Access the various feasible solutions by using the value function with the result keyword:

solutions =
    [round.(Int, value.(x_digits; result = i)) for i in 1:result_count(model)];

Here we have converted the solution to an integer after rounding off very small numerical tolerances.

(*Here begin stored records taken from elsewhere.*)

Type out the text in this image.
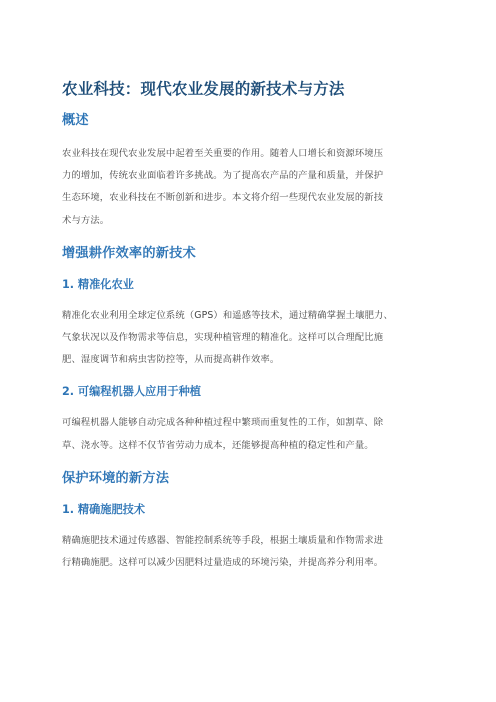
农业科技：现代农业发展的新技术与方法
概述
农业科技在现代农业发展中起着至关重要的作用。随着人口增长和资源环境压
力的增加，传统农业面临着许多挑战。为了提高农产品的产量和质量，并保护
生态环境，农业科技在不断创新和进步。本文将介绍一些现代农业发展的新技
术与方法。
增强耕作效率的新技术
1. 精准化农业
精准化农业利用全球定位系统（GPS）和遥感等技术，通过精确掌握土壤肥力、
气象状况以及作物需求等信息，实现种植管理的精准化。这样可以合理配比施
肥、湿度调节和病虫害防控等，从而提高耕作效率。
2. 可编程机器人应用于种植
可编程机器人能够自动完成各种种植过程中繁琐而重复性的工作，如割草、除
草、浇水等。这样不仅节省劳动力成本，还能够提高种植的稳定性和产量。
保护环境的新方法
1. 精确施肥技术
精确施肥技术通过传感器、智能控制系统等手段，根据土壤质量和作物需求进
行精确施肥。这样可以减少因肥料过量造成的环境污染，并提高养分利用率。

An example of one feasible solution is:

solutions[1]

4×4 Matrix{Int64}:
 1  5  2  9
 5  8  3  7
 2  3  4  0
 9  7  0  6

and we can nicely print out all the feasible solutions with

function solution_string(x::Matrix)
    header = [" ", " ", "+", "="]
    return join([join(vcat(header[i], x[i, :]), " ") for i in 1:4], "\n")
end

for i in 1:result_count(model)
    println("Solution $i: \n", solution_string(solutions[i]), "\n")
end

Solution 1:
  1 5 2 9
  5 8 3 7
+ 2 3 4 0
= 9 7 0 6

Solution 2:
  1 5 2 9
  5 7 4 6
+ 2 4 0 8
= 9 6 8 3

Solution 3:
  1 3 2 7
  3 6 5 4
+ 2 5 0 8
= 7 4 8 9

Solution 4:
  2 3 1 7
  3 5 6 4
+ 1 6 0 8
= 7 4 8 9

Solution 5:
  2 1 4 8
  1 9 6 7
+ 4 6 3 5
= 8 7 5 0

Solution 6:
  3 2 1 7
  2 9 4 5
+ 1 4 0 6
= 7 5 6 8

Solution 7:
  1 2 3 7
  2 9 6 8
+ 3 6 4 5
= 7 8 5 0

Solution 8:
  2 3 1 8
  3 7 9 0
+ 1 9 5 6
= 8 0 6 4

Solution 9:
  5 1 3 9
  1 0 4 6
+ 3 4 8 7
= 9 6 7 2

Solution 10:
  5 2 1 9
  2 6 8 7
+ 1 8 3 4
= 9 7 4 0

Solution 11:
  5 2 1 9
  2 3 8 4
+ 1 8 6 7
= 9 4 7 0

Solution 12:
  2 1 6 9
  1 3 0 5
+ 6 0 7 4
= 9 5 4 8

Solution 13:
  1 2 5 9
  2 6 4 3
+ 5 4 7 8
= 9 3 8 0

Solution 14:
  1 2 5 9
  2 4 3 0
+ 5 3 8 7
= 9 0 7 6

Solution 15:
  2 1 4 8
  1 5 6 3
+ 4 6 7 9
= 8 3 9 0

Solution 16:
  5 2 1 9
  2 7 4 3
+ 1 4 0 6
= 9 3 6 8

Solution 17:
  5 1 3 9
  1 4 0 6
+ 3 0 8 2
= 9 6 2 7

Solution 18:
  1 2 3 7
  2 5 6 4
+ 3 6 8 9
= 7 4 9 0

Solution 19:
  1 4 2 8
  4 7 5 6
+ 2 5 0 9
= 8 6 9 3

Solution 20:
  3 2 1 6
  2 0 4 7
+ 1 4 9 5
= 6 7 5 8

The result is the full list of feasible solutions. So the answer to "how many such squares are there?" turns out to be 20.